Réguler la glycémie

Insuline et glucagon

La glycémie — le taux de glucose dans le sang — est l'exemple de régulation le mieux connu, et le plus utile à comprendre.

Pourquoi elle doit rester stable

   trop BAS (< 0,6 g/L)   ->  le cerveau manque de carburant
                              malaise, convulsions, coma
   trop HAUT (> 1,8 g/L)  ->  le glucose s'accroche aux protéines
                              lésions des vaisseaux, des reins, des nerfs

Le cerveau consomme environ 120 g de glucose par jour et n'en stocke pratiquement pas : il dépend d'un approvisionnement continu par le sang. Quelques minutes d'hypoglycémie sévère suffisent à provoquer des dégâts.

À l'inverse, un excès prolongé abîme lentement les vaisseaux — mécanisme central des complications du diabète.

Le pancréas : capteur et centre à la fois

Le pancréas contient des amas cellulaires, les îlots de Langerhans, qui mesurent en permanence la glycémie et sécrètent l'hormone appropriée.

   glycémie   MESURÉE par les îlots de Langerhans
        |
        +---- trop HAUTE  ->  cellules β  ->  INSULINE
        |
        +---- trop BASSE  ->  cellules α  ->  GLUCAGON

Une même glande produit donc les deux hormones antagonistes. Elle est capteur et centre de décision simultanément — d'où sa rapidité de réaction.

L'insuline : faire baisser

C'est la seule hormone hypoglycémiante de l'organisme.

   INSULINE  ->  agit sur :

   MUSCLES et TISSU ADIPEUX  ->  entrée du glucose dans les cellules
   FOIE                      ->  stockage sous forme de GLYCOGÈNE
                             ->  arrêt de la production de glucose

Le point crucial : sans insuline, le glucose ne peut pas entrer dans la plupart des cellules.
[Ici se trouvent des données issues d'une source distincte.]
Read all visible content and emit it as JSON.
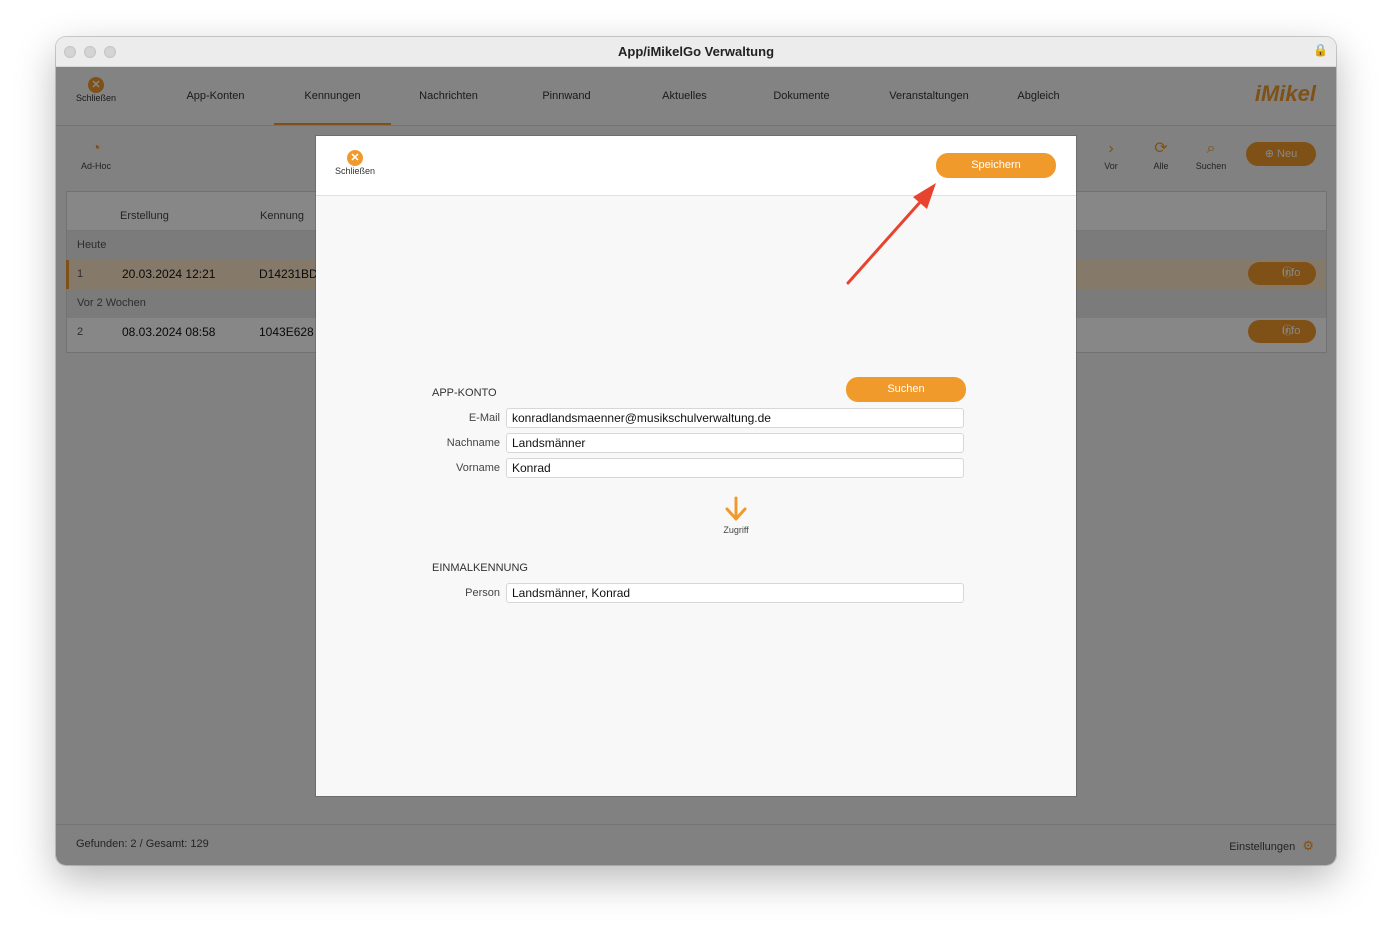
{
  "window": {
    "title": "App/iMikelGo Verwaltung"
  },
  "nav": {
    "close_label": "Schließen",
    "tabs": [
      {
        "label": "App-Konten"
      },
      {
        "label": "Kennungen"
      },
      {
        "label": "Nachrichten"
      },
      {
        "label": "Pinnwand"
      },
      {
        "label": "Aktuelles"
      },
      {
        "label": "Dokumente"
      },
      {
        "label": "Veranstaltungen"
      },
      {
        "label": "Abgleich"
      }
    ],
    "active_tab": "Kennungen",
    "logo": "iMikel"
  },
  "toolbar": {
    "adhoc_label": "Ad-Hoc",
    "vor_label": "Vor",
    "alle_label": "Alle",
    "suchen_label": "Suchen",
    "neu_label": "Neu"
  },
  "grid": {
    "columns": [
      "Erstellung",
      "Kennung"
    ],
    "groups": [
      {
        "label": "Heute",
        "rows": [
          {
            "num": "1",
            "erstellung": "20.03.2024 12:21",
            "kennung": "D14231BD",
            "info": "Info",
            "selected": true
          }
        ]
      },
      {
        "label": "Vor 2 Wochen",
        "rows": [
          {
            "num": "2",
            "erstellung": "08.03.2024 08:58",
            "kennung": "1043E628",
            "info": "Info",
            "selected": false
          }
        ]
      }
    ]
  },
  "status": {
    "found": "Gefunden: 2 / Gesamt: 129",
    "settings": "Einstellungen"
  },
  "modal": {
    "close_label": "Schließen",
    "save_label": "Speichern",
    "app_konto": {
      "heading": "APP-KONTO",
      "search_label": "Suchen",
      "email_label": "E-Mail",
      "email_value": "konradlandsmaenner@musikschulverwaltung.de",
      "nachname_label": "Nachname",
      "nachname_value": "Landsmänner",
      "vorname_label": "Vorname",
      "vorname_value": "Konrad"
    },
    "zugriff_label": "Zugriff",
    "einmalkennung": {
      "heading": "EINMALKENNUNG",
      "person_label": "Person",
      "person_value": "Landsmänner, Konrad"
    }
  },
  "colors": {
    "accent": "#f09a2b",
    "annotation_arrow": "#e8432f"
  }
}
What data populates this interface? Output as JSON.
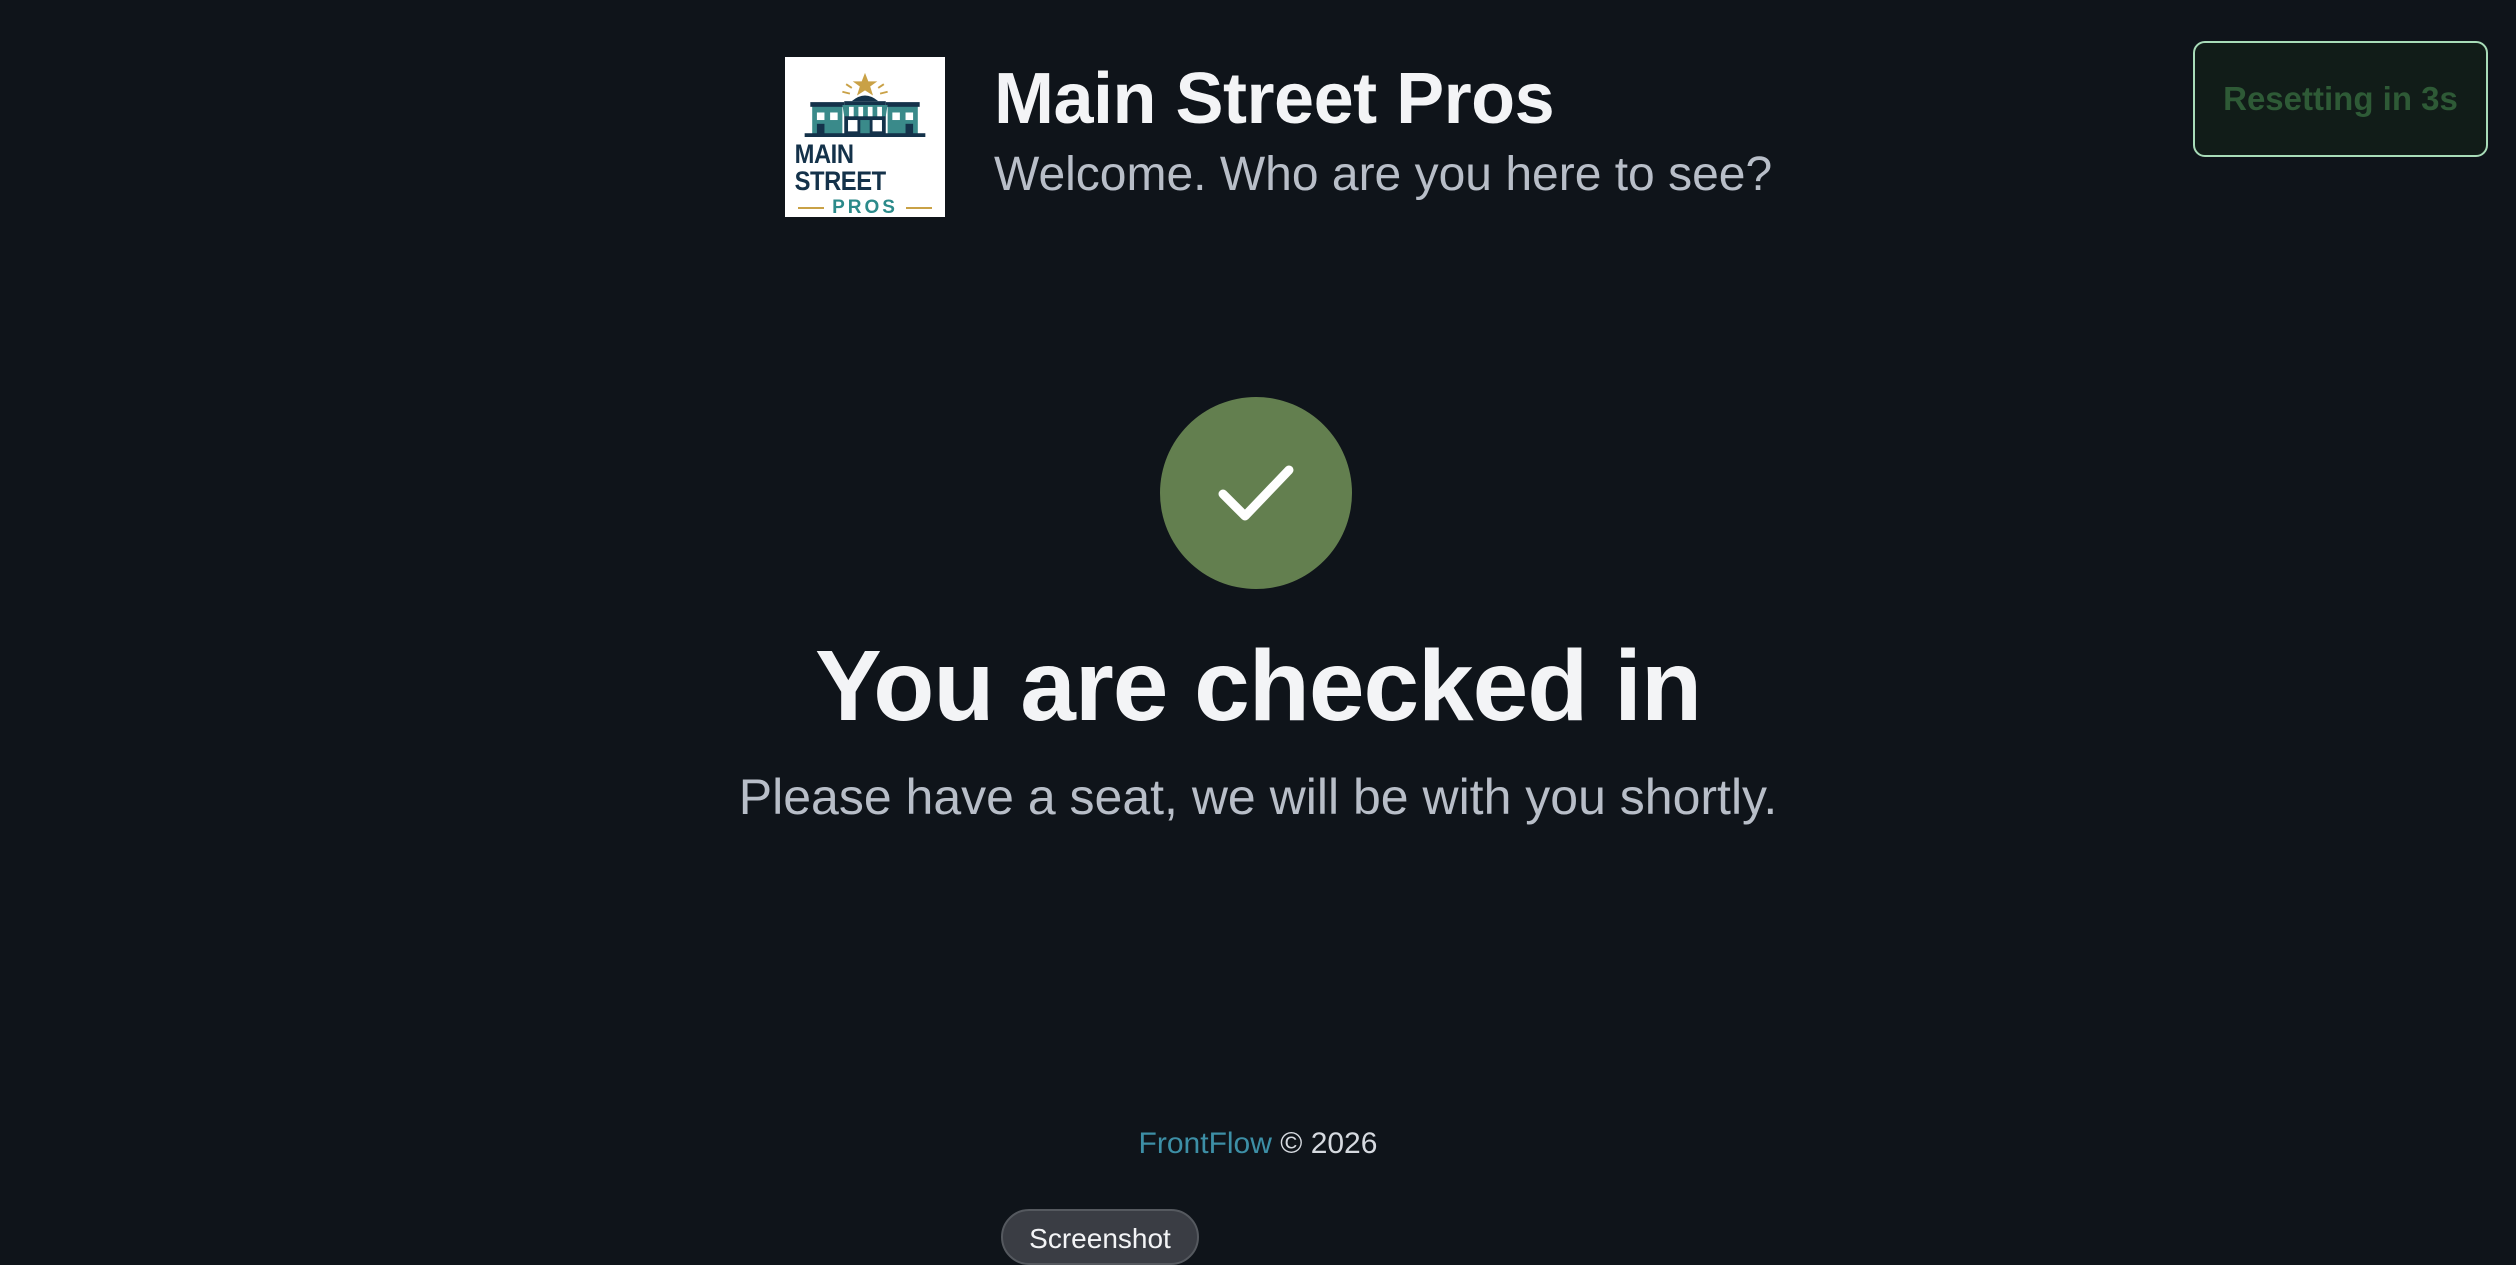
{
  "header": {
    "app_title": "Main Street Pros",
    "subtitle": "Welcome. Who are you here to see?",
    "logo": {
      "icon": "storefront-logo",
      "text_main": "MAIN STREET",
      "text_sub": "PROS"
    }
  },
  "reset_button": {
    "label": "Resetting in 3s"
  },
  "status": {
    "icon": "checkmark-icon",
    "heading": "You are checked in",
    "message": "Please have a seat, we will be with you shortly."
  },
  "footer": {
    "brand": "FrontFlow",
    "copyright": "© 2026"
  },
  "screenshot_button": {
    "label": "Screenshot"
  },
  "colors": {
    "background": "#0f141a",
    "success": "#637f4f",
    "brand_link": "#3d8fa6",
    "reset_border": "#a8dcb8",
    "reset_text": "#2e5a36"
  }
}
Il reste dans le sang, en abondance, tandis que les cellules manquent de carburant. C'est le paradoxe du diabète non traité — un organisme qui meurt de faim au milieu du sucre.

Le glucagon : faire monter

   GLUCAGON  ->  agit surtout sur le FOIE

   dégradation du glycogène en glucose      (réserve immédiate)
   fabrication de glucose à partir d'autres molécules

Le foie est le véritable organe régulateur : il stocke environ 100 grammes de glycogène, mobilisables en quelques minutes. Cette réserve couvre à peu près une journée de jeûne, après quoi d'autres mécanismes prennent le relais.

Après un repas : la boucle complète

   repas -> absorption de glucose -> glycémie MONTE à 1,4 g/L
        |
        v
   les cellules β le détectent  ->  sécrétion d'INSULINE
        |
        v
   entrée du glucose dans les cellules + stockage hépatique
        |
        v
   glycémie REDESCEND vers 1 g/L
        |
        v
   les cellules β le détectent  ->  sécrétion d'insuline ARRÊTÉE

C'est un rétrocontrôle négatif complet : la correction s'interrompt d'elle-même quand elle a produit son effet.

En résumé

  • La glycémie doit rester proche de 1 g/L ; le cerveau en dépend en continu.
  • Le pancréas est à la fois capteur et centre de décision.
  • L'insuline (cellules β) fait baisser : entrée dans les cellules, stockage hépatique.
  • C'est la seule hormone hypoglycémiante.
  • Le glucagon (cellules α) fait monter : dégradation du glycogène du foie.
  • Le foie stocke environ 100 g de glycogène, soit une journée de réserve.